NO 'HUMAN RIGHTS' FOR 'NAZIS'

 

Young Poles attacked
for giving the salute


 

Polish coalition under fire after Nazi salute
Reuters Friday, 1 December 2006

By NATALIA REITER

WARSAW — Human rights groups called on Friday for the youth wing of one of Poland's ruling coalition parties to be banned after a newspaper published photographs of a group giving Nazi salutes.

Daily newspaper Dziennik showed stills of an amateur video of what it said were members of the All-Poland Youth, a wing of the nationalist League of Polish Families, raising their arms in a Nazi salute around burning Swastika torches.

The youth group said the social gathering in the southern Polish city of Zabrze in 2004 was not organized by its members and had no connection to their organization.

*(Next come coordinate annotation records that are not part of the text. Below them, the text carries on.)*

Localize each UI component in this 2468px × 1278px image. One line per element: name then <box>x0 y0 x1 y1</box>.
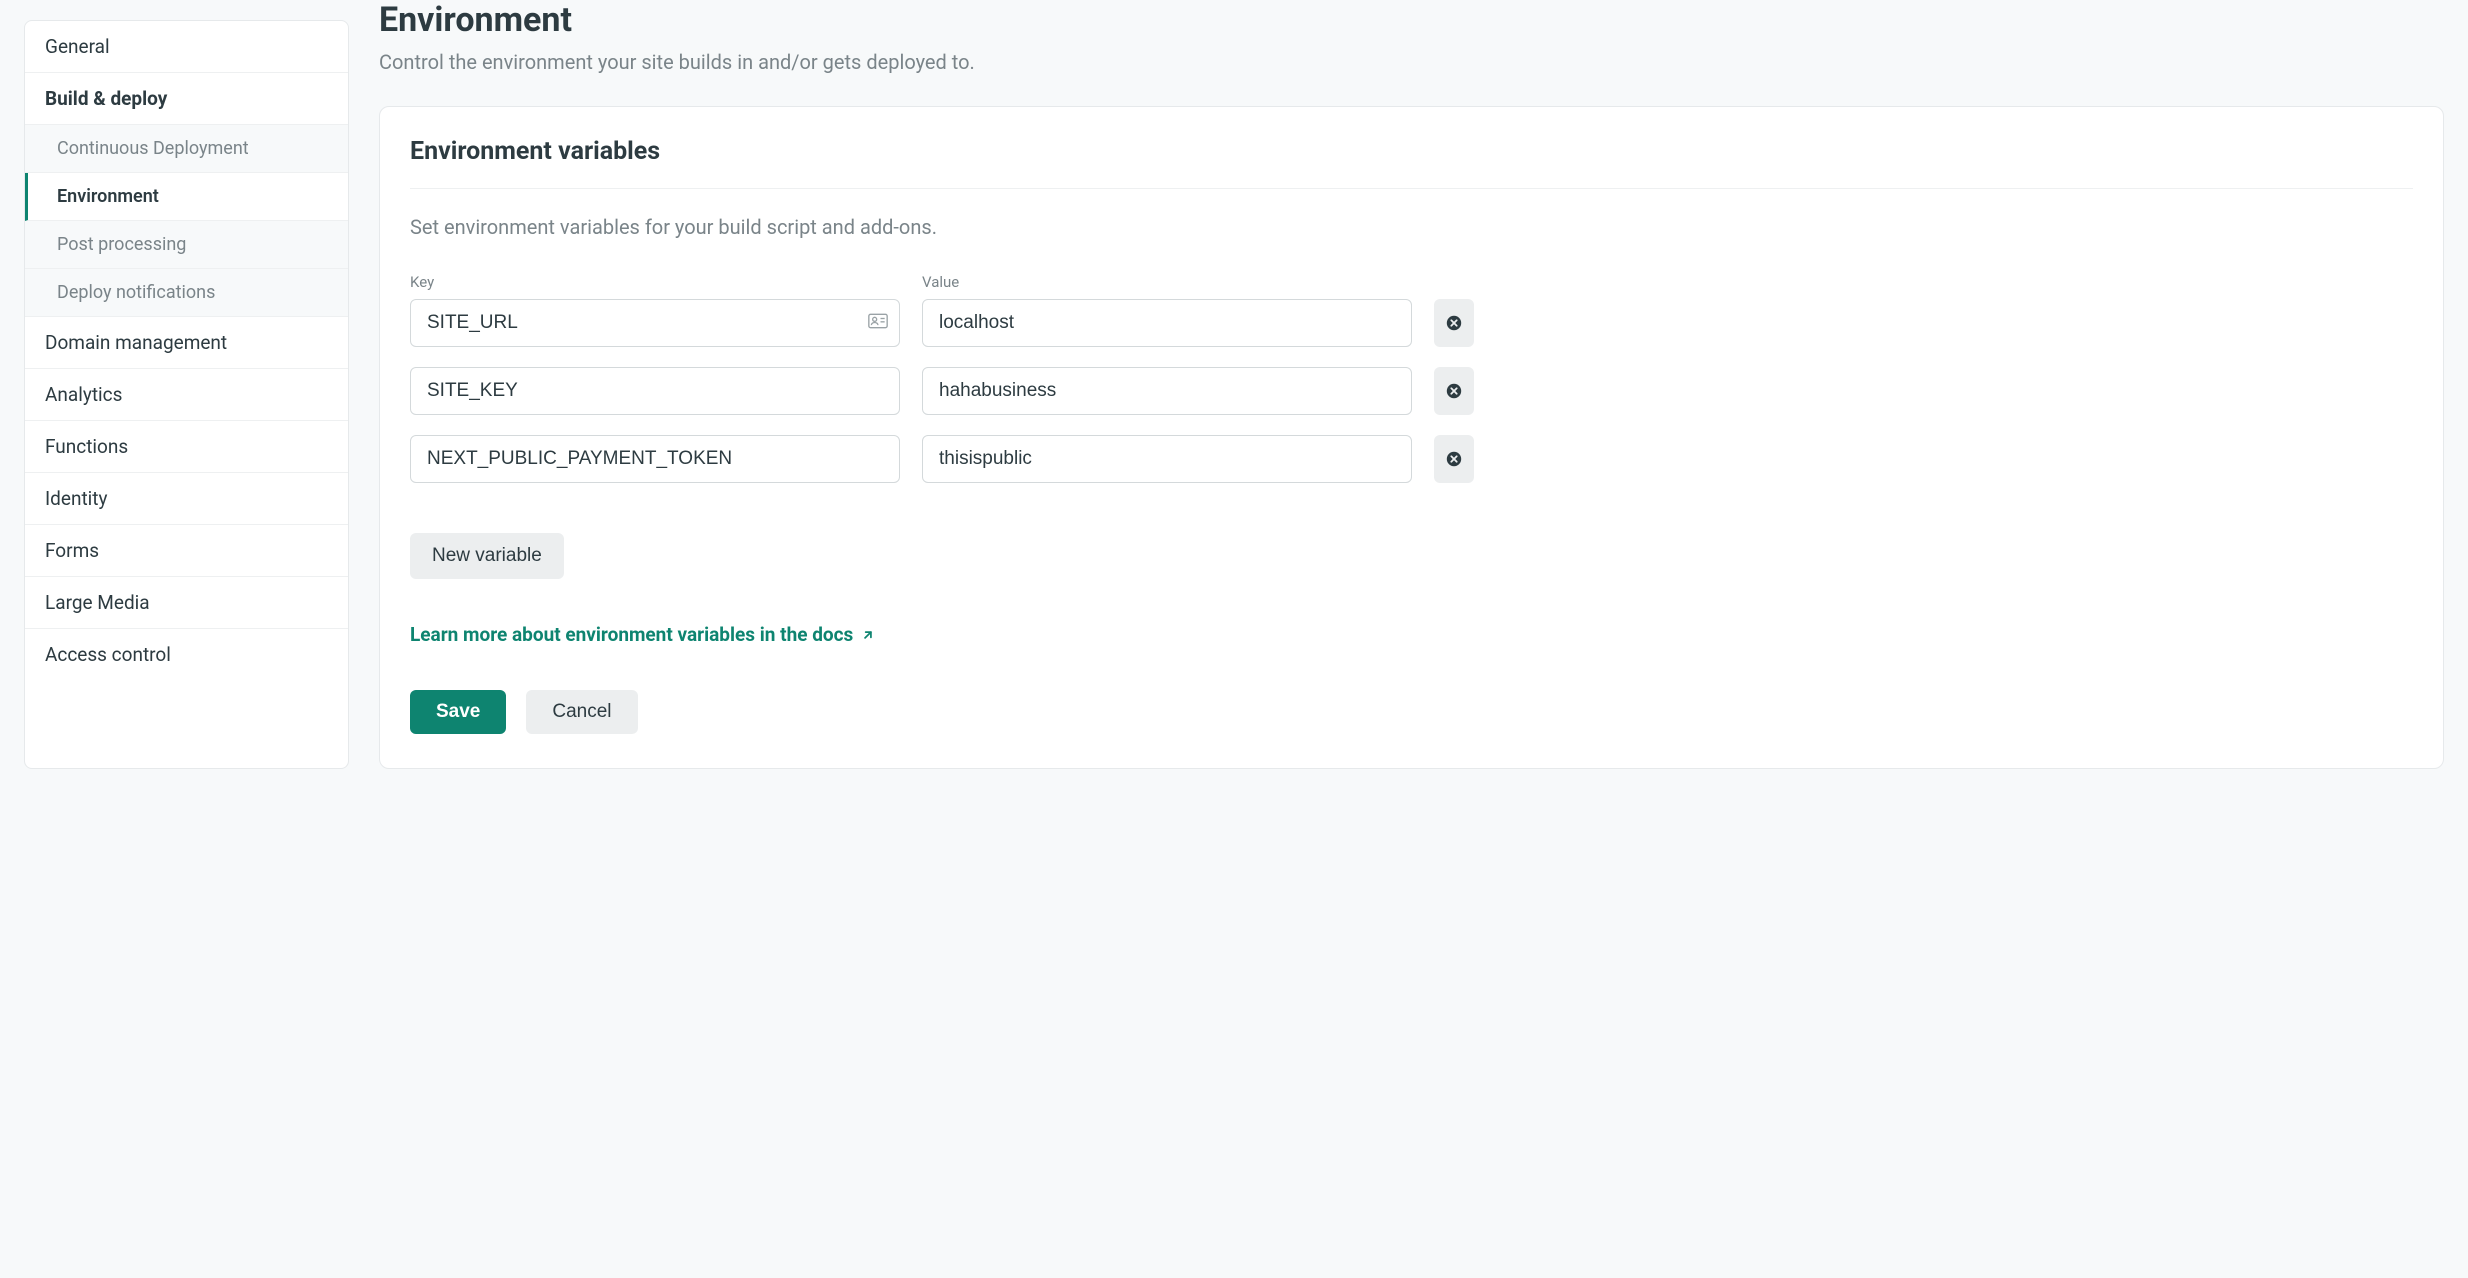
sidebar-item-access-control[interactable]: Access control <box>25 629 348 680</box>
new-variable-button[interactable]: New variable <box>410 533 564 579</box>
close-circle-icon <box>1445 314 1463 332</box>
sidebar-item-large-media[interactable]: Large Media <box>25 577 348 629</box>
env-var-value-input[interactable] <box>922 367 1412 415</box>
value-column-label: Value <box>922 273 1412 291</box>
env-var-row <box>410 435 2413 483</box>
delete-var-button[interactable] <box>1434 435 1474 483</box>
page-title: Environment <box>379 0 2444 40</box>
external-link-icon <box>861 628 875 642</box>
env-var-row <box>410 367 2413 415</box>
sidebar-item-general[interactable]: General <box>25 21 348 73</box>
env-var-row <box>410 299 2413 347</box>
close-circle-icon <box>1445 450 1463 468</box>
sidebar-subitem-deploy-notifications[interactable]: Deploy notifications <box>25 269 348 317</box>
docs-link-label: Learn more about environment variables i… <box>410 623 853 646</box>
docs-link[interactable]: Learn more about environment variables i… <box>410 623 875 646</box>
close-circle-icon <box>1445 382 1463 400</box>
env-var-key-input[interactable] <box>410 435 900 483</box>
sidebar-item-forms[interactable]: Forms <box>25 525 348 577</box>
delete-var-button[interactable] <box>1434 299 1474 347</box>
sidebar-subitem-post-processing[interactable]: Post processing <box>25 221 348 269</box>
cancel-button[interactable]: Cancel <box>526 690 637 734</box>
env-var-key-input[interactable] <box>410 299 900 347</box>
env-var-value-input[interactable] <box>922 299 1412 347</box>
page-subtitle: Control the environment your site builds… <box>379 50 2444 74</box>
card-title: Environment variables <box>410 137 2413 189</box>
sidebar-item-identity[interactable]: Identity <box>25 473 348 525</box>
main-content: Environment Control the environment your… <box>379 0 2468 769</box>
settings-sidebar: General Build & deploy Continuous Deploy… <box>24 20 349 769</box>
sidebar-item-functions[interactable]: Functions <box>25 421 348 473</box>
env-vars-card: Environment variables Set environment va… <box>379 106 2444 769</box>
save-button[interactable]: Save <box>410 690 506 734</box>
sidebar-subitem-environment[interactable]: Environment <box>25 173 348 221</box>
sidebar-item-domain-management[interactable]: Domain management <box>25 317 348 369</box>
delete-var-button[interactable] <box>1434 367 1474 415</box>
env-var-value-input[interactable] <box>922 435 1412 483</box>
vars-header-row: Key Value <box>410 273 2413 291</box>
vars-list <box>410 299 2413 483</box>
form-actions: Save Cancel <box>410 690 2413 734</box>
card-description: Set environment variables for your build… <box>410 215 2413 239</box>
sidebar-item-analytics[interactable]: Analytics <box>25 369 348 421</box>
sidebar-subitem-continuous-deployment[interactable]: Continuous Deployment <box>25 125 348 173</box>
sidebar-item-build-deploy[interactable]: Build & deploy <box>25 73 348 125</box>
env-var-key-input[interactable] <box>410 367 900 415</box>
key-column-label: Key <box>410 273 900 291</box>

The founder of the youth group is Roman Giertych, the deputy prime
minister and education minister.

Polish Prime Minister Jaroslaw Kaczynski told reporters on Wednesday the incident was "a scandal" and said such behavior could not be accepted in a country "where millions were killed by Hitler's Nazi regime."

The prosecutors office in Zabrze is investigating the case. Under Polish law, the promotion of fascism is a crime which can carry up to two years in prison.

Opposition parties and human rights groups said they intended to file a request to a court to ban the youth group and called on the government to dismiss Giertych.

"This organization is promoting fascism ... We will request it is outlawed," said Katarzyna Piekarska, a member of the leftist Democratic Left Alliance. "It is a scandal that (Roman) Giertych is in charge of educating our youth."

Since joining a coalition with the League of Polish Families and the leftist Self-Defense Party in May, the ruling conservative Law and Justice Party has been criticized for turning a blind eye to racism in the ex-Communist EU member.

The European parliament condemned the League this year as one of the culprits behind a "rise in racist, xenophobic, anti-semitic and homophobic intolerance" in Poland.

The roots of the All-Poland Youth go back to the 1920s when the group had a strongly anti-Semitic and nationalist program, actively discriminating against Poland's Jewish community, which was then the largest in the world.

All-Poland Youth members attacked Jewish students and campaigned for them to be banned from attending public universities. Giertych reactivated the organization in 1989.